The county public security bureau's autopsy found bruises on Dai's arms, wrists and legs and concluded they had been caused by external force, the report said.
Chen immediately reported the victim's death to the bureau and early on June 22, the bureau held a meeting to discuss it.
After the meeting, Chen negotiated with Dai's relatives, who demanded compensation of 2 million yuan ($317,000). Dai's wife signed a document that asked for an immediate cremation of the body after receiving 1.78 million yuan, prosecutors charged.
Though two other chiefs and a forensic pathologist from the county public security bureau opposed the cremation, which they said was intended to destroy the evidence of torture during interrogation, the cremation went ahead at Chen's insistence, the Yangcheng Evening News quoted prosecutors as saying.
No verdict was reached on Friday.
The two policemen involved in the alleged torture were sentenced to jail terms of one and two years respectively, after a separate trial.
"For many reasons, forced confessions still exist in some areas in China," said Fan Chongyi, a criminal law professor at the China University of Political Science and Law.
"For some police officers, it is convenient to obtain confessions by torture, to solve cases quickly."
In court, Chen also accused staff from the local procuratorate of beating his legs with chairs during questioning. He wasn't allowed to rest for a long time, and his thumb was injured, the report said.

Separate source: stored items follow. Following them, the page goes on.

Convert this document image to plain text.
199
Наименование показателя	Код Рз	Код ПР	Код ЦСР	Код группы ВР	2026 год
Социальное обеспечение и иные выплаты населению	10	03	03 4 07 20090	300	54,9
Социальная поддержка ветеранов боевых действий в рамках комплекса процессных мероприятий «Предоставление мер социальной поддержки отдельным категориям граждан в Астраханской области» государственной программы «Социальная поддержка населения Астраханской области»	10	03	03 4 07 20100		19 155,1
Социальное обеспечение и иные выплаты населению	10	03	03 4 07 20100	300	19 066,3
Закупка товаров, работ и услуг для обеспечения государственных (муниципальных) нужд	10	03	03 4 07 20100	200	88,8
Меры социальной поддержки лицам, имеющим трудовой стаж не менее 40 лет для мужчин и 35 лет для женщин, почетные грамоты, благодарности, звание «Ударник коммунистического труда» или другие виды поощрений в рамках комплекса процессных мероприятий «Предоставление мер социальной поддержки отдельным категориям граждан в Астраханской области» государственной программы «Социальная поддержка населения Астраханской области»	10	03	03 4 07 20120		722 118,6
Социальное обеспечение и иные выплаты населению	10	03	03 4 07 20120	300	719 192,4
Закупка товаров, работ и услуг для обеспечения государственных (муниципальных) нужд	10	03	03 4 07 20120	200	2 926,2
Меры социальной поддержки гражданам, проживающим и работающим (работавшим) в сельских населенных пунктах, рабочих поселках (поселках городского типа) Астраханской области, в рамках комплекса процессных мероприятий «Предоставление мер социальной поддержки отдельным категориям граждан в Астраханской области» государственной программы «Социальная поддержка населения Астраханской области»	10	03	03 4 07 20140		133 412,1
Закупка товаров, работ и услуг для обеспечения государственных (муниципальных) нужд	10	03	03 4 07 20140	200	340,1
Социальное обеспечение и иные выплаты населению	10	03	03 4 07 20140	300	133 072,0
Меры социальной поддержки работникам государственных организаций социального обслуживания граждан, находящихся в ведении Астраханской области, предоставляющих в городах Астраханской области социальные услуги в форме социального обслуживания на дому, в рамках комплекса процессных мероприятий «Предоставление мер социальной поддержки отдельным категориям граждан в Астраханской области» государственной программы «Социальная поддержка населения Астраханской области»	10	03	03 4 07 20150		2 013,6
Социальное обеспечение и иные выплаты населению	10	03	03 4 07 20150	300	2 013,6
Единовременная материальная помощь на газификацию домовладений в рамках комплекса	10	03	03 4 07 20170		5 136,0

He also insisted that some prosecutors pressed him to make a confession, saying that the result would not be serious if he cooperated.
Chen denied most of the allegations, including the negotiations with the victim's relatives.
The local procuratorate said that videos of Chen's interrogation would be provided to the court, according to the report.
Fan said the draft amendment to the Criminal Procedure Law, which was submitted to the top legislature in August 2011 for review, reiterates that evidence acquired by the use of force should not be accepted.
"To eliminate interrogation torture, it also orders that the entire interrogation process must be recorded to prove that no torture was used," Fan said.